Ao longo dos três dias, os conselheiros acompanharam de perto os avanços, desafios e resultados alcançados pelo Podáali em 2025. A programação incluiu a análise do Plano de Ação, do Relatório Institucional,  dos documentos normativos e da auditoria do exercício, além de debates sobre os caminhos para fortalecer ainda mais a atuação do Fundo nos próximos anos.

A reunião foi marcada pela recepção dos novos membros do Conselho que participaram presencialmente: Iranilde Barbosa (conselheira titular), Josimara Baré (conselheira titular) e Lucas Escobar (conselheiro suplente). No dia 22, durante a Reunião Preparatória e de Orientação ao Conselho Fiscal, também foram dadas as boas-vindas à conselheira titular Samantha Xavante. O Conselho Fiscal passa a contar ainda com Anderson Tapuia como conselheiro suplente. Ambos foram eleitos na 11ª Reunião do Conselho Deliberativo. 

Da esquerda para a direita, os conselheiros Josimara Baré, Lucas Escobar e Iranilde Barbosa. Foto: Karina Pinheiro

Vindos de diferentes territórios, trajetórias e experiências técnicas, os novos conselheiros passam a contribuir diretamente para o acompanhamento das ações do Fundo, ajudando a garantir que os recursos cheguem às organizações indígenas de forma responsável, transparente e alinhada às prioridades dos povos da Amazônia.

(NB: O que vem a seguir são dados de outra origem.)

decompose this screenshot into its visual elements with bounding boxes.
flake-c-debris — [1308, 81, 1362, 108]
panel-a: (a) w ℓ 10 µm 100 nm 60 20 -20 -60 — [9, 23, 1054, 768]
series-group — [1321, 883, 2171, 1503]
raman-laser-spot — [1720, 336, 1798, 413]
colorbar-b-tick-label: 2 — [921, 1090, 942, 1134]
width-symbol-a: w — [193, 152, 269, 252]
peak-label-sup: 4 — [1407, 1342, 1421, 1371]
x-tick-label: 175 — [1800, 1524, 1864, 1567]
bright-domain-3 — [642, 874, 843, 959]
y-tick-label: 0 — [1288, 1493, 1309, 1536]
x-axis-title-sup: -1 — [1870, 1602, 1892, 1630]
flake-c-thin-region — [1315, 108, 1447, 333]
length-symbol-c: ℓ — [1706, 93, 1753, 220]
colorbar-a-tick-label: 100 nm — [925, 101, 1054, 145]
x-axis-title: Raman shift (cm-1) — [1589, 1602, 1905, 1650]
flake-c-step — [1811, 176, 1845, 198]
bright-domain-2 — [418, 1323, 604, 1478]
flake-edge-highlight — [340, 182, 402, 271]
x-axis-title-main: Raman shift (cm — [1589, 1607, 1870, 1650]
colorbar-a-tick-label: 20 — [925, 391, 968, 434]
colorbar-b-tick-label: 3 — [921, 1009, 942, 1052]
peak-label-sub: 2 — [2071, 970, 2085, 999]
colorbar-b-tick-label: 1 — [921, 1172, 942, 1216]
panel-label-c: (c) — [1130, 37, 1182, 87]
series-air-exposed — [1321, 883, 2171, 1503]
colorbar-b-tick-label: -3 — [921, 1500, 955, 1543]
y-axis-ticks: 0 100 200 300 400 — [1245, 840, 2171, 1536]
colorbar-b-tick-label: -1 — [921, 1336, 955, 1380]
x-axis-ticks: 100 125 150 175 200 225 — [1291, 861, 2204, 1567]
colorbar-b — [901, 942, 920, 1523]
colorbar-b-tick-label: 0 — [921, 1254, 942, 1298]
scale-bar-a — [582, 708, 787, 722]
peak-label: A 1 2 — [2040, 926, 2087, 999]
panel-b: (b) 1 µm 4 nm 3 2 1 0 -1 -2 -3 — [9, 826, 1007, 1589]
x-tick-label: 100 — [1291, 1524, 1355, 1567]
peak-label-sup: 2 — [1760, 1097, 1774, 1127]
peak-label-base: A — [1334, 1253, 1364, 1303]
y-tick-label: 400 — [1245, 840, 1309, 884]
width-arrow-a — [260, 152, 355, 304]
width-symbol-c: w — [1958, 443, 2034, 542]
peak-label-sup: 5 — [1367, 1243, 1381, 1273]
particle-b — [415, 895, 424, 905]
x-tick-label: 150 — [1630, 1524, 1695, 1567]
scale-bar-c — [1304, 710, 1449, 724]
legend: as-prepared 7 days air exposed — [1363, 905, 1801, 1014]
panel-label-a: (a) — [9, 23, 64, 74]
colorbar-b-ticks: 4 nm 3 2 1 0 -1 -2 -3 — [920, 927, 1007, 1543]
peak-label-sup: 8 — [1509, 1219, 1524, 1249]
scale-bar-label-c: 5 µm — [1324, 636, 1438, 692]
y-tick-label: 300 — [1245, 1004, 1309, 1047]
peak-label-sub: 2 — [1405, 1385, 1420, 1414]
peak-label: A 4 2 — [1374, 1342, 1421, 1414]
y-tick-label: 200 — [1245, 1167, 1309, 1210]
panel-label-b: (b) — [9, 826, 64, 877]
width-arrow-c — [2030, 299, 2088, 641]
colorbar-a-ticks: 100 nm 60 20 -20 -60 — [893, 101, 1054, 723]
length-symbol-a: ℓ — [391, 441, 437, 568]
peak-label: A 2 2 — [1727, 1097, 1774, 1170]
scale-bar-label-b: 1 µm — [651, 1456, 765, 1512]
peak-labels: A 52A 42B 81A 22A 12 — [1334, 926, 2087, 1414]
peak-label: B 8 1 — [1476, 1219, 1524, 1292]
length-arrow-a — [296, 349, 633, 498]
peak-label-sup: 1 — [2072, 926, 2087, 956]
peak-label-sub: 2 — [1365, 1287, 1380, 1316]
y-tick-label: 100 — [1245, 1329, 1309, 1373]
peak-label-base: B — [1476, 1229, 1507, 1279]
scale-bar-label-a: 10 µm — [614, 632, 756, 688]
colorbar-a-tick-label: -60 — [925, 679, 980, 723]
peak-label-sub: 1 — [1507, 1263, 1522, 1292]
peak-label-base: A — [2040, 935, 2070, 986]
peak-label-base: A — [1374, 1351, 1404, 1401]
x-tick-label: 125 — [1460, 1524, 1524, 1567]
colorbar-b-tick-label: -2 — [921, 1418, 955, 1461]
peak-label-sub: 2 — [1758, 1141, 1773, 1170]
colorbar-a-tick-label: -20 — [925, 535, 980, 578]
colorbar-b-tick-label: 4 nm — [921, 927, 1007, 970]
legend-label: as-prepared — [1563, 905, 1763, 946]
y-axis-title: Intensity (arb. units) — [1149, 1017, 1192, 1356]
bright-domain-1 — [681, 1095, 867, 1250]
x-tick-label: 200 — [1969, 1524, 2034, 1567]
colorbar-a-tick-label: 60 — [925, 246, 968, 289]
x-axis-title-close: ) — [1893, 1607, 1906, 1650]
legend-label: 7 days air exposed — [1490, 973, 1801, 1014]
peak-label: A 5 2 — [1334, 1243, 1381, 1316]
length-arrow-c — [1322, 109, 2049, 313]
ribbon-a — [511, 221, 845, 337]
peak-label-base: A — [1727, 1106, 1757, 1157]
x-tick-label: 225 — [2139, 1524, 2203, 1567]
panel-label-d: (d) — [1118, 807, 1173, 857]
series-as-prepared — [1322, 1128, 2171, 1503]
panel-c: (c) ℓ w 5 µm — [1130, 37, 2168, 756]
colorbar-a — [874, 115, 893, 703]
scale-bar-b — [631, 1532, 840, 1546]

Com o novo colegiado, a conselheira Josimara Baré afirmou que o momento é de muita expectativa e de conhecer mais de perto o funcionamento do Podáali para contribuir com o fortalecimento do Fundo, acompanhando suas ações e garantindo que sua atuação continue alinhada às necessidades e prioridades dos povos indígenas da Amazônia.

A chegada de Lucas Escobar também simboliza o fortalecimento da participação da juventude indígena nesses espaços. Ao lado de lideranças que têm perfil técnico com longa trajetória de atuação, ele passa a integrar uma governança que reúne diferentes gerações em torno de um objetivo comum: fortalecer as organizações indígenas e ampliar sua autonomia. “Entendemos que uma governança forte significa uma organização fortalecida e com melhores acessos a financiamento, principalmente quando se trata de fundos”, destacou.

Já Iranilde Barbosa ressaltou a importância da troca entre gerações na construção desse processo. Para ela, a experiência técnica das lideranças mais antigas e a energia das novas gerações caminham juntas no fortalecimento das organizações indígenas. “O jovem tem que participar mesmo. A gente vai dar a nossa contribuição, depois os outros assumem”, afirmou.

Com a nova composição, o Fundo segue ampliando sua capacidade de apoiar quem está na linha de frente da proteção dos territórios, da biodiversidade e dos modos de vida dos povos indígenas da Amazônia.